A popular tip on r/LocalLLaMA says: on Intel hybrid chips, never set
llama.cpp's --threads to your full core count, pin it to the
fast cores. We wondered whether the deeper lesson holds on plain server
silicon with no efficiency cores at all. It does, and harder than we
expected. On our shared 12-vCPU box the sweet spot is 8 threads. Asking
for all 12 dropped prompt processing 3.4 times and collapsed token
generation by 267 times, down to half a token a second. That last number
is reproducible to two decimal places.
What we did
We built llama.cpp (CPU backend, build 5f04dc7) on a 12-vCPU
AMD EPYC-Genoa cloud VPS, no hyper-threading, and ran llama-bench
against Qwen2.5-0.5B in Q4_K_M. We swept --threads from 1 to
12, measuring prompt processing (the compute-bound prefill) and token
generation (the part bound by memory bandwidth and per-token
synchronisation) separately, three repetitions each.

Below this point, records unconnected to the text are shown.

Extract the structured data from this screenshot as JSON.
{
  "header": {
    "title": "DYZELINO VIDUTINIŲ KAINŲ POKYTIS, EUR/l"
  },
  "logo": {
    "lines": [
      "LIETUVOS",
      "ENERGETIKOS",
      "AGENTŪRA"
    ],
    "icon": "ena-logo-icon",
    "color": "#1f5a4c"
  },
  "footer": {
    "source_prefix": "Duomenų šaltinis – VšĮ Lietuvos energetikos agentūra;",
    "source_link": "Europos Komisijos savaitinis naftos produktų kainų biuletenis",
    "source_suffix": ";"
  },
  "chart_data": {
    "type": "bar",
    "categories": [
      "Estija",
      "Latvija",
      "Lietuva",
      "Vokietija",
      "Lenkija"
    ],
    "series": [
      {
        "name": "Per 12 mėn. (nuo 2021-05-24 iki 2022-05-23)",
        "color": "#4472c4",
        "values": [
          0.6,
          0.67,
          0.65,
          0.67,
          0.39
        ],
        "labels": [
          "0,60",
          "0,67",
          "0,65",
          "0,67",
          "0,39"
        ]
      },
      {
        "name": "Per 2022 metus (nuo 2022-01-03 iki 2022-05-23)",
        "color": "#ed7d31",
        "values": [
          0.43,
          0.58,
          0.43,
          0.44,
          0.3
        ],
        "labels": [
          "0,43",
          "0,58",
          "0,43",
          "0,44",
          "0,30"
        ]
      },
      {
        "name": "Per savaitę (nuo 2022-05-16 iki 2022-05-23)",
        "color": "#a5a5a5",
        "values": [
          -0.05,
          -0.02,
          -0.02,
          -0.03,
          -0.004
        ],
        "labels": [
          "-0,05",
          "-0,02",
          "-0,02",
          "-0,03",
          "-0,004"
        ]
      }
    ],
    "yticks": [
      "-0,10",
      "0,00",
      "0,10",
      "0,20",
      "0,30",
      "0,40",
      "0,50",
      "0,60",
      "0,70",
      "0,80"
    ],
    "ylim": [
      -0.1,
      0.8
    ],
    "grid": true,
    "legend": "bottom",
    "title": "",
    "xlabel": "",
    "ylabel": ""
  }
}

Then we re-ran the
decisive 8-versus-12 comparison to confirm it was not a fluke.
The numbers
| threads | prompt t/s | generation t/s |
|---|---|---|
| 1 | 110.8 | 34.3 |
| 2 | 206.3 | 49.8 |
| 4 | 366.9 | 84.5 |
| 6 | 502.0 | 108.2 |
| 8 | 581 to 658 | 125 to 134 |
| 10 | 546 (±110) | 72 (±12) |
| 12 | 173 to 185 | 0.50 (±0.01) |
Three things fall out of that table. The peak is at 8 threads, two thirds of the vCPUs, not at the core count. Going to all 12 cores is not a small tax, it is a cliff: prompt processing more than halves and generation stops working at any usable speed. And the zone above the peak is unstable, not a gentle slope. At 10 threads the variance explodes (±110 on prompt processing); a stray later run at 16 threads bounced back to ~550. The danger is not just that all-cores is slow, it is that the whole region above the sweet spot is unpredictable, and 12, the obvious default, lands on the worst case.
Why it happens
There are no efficiency cores here, so the original Intel explanation does not apply. The cause is contention for a shared, virtualised host with zero scheduling headroom. Token generation has to synchronise every thread at every single token. When you ask for as many threads as there are vCPUs, any moment the hypervisor steals a core for the host or a neighbour stalls the entire barrier, and that per-token tax compounds into a half-token-a-second crawl. Leave a couple of cores free for the OS and the host, and the stall disappears. Prompt processing batches its work, so it only bruises (3.4x) rather than collapsing.
What's still off
This is one model on one machine. The exact sweet spot will move with the
model size, the quantisation and, above all, the host: a dedicated bare
metal box with no noisy neighbours will behave far more kindly at full
core count. The point is not "always use 8". The point is that the
friendly-looking default of --threads = number of cores is a
landmine on shared cloud hardware, and the only safe move is to sweep it
once on the box you actually run on.
What's now in the stack
For our own CPU inference on shared VPS hardware we now pin
--threads to roughly two thirds of the vCPUs and confirm with
a quick llama-bench sweep before trusting any local model in a
loop. The full table and the one-line reproduction command live in the
GitHub mirror
so anyone on similar hardware can check their own box in two minutes.